Quatro jovens chefes, todos do mesmo nível, foram transferidos para novos escritórios. Três dos gabinetes eram idênticos em tamanho e decoração. O quarto era menor e menos enfeitado. J.M. recebeu esse quarto escritório. Isso consistiu um verdadeiro golpe em seu amor-próprio. Pensamentos negativos, ressentimento, amargura, inveja fizeram que ele se sentisse desajustado.
Como resultado, J. M. passou a hostilizar seus companheiros. Em vez de cooperar, fez o que pôde para mimar seus esforços. E as coisas foram piorando tanto que, três meses mais tarde, a direção não teve outra alternativa senão despedir J. M.

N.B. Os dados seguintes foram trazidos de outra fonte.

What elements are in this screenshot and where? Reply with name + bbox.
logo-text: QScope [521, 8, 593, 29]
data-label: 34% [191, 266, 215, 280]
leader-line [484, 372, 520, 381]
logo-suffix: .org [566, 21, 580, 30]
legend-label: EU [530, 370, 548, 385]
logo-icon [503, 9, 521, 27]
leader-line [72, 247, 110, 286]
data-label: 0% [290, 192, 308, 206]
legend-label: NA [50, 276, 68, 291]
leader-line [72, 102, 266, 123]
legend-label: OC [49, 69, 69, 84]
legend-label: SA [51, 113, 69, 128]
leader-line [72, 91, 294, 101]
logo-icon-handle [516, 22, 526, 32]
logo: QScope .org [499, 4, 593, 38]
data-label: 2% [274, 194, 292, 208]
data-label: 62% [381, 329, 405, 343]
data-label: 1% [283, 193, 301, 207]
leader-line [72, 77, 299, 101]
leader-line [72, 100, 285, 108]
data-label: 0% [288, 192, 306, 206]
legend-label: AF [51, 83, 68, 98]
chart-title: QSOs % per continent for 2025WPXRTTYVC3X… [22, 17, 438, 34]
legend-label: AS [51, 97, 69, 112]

Um pensamento mesquinho sobre um assunto insignificante paralisou J. M na ânsia de sentir que estavam contra ele, J.M. deixou de observar que a companhia estava se expandindo rapidamente e que o espaço para os escritórios era uma questão vital. Não parou um só momento para pensar que o diretor que fez as designações dos gabinetes nem sabia qual era o menor deles! Ninguém na organização, a não ser o próprio J. M., encarou o seu gabinete como índice do seu valor.
Pensar mesquinhamente sobre coisas insignificantes tais como ver o seu nome em último lugar, nos memorandos da companhia, ou receber a quarta via deles, pode ferir você.
Pense com grandeza e nenhuma dessas pequeninas coisas será
capaz de impedir seu progresso.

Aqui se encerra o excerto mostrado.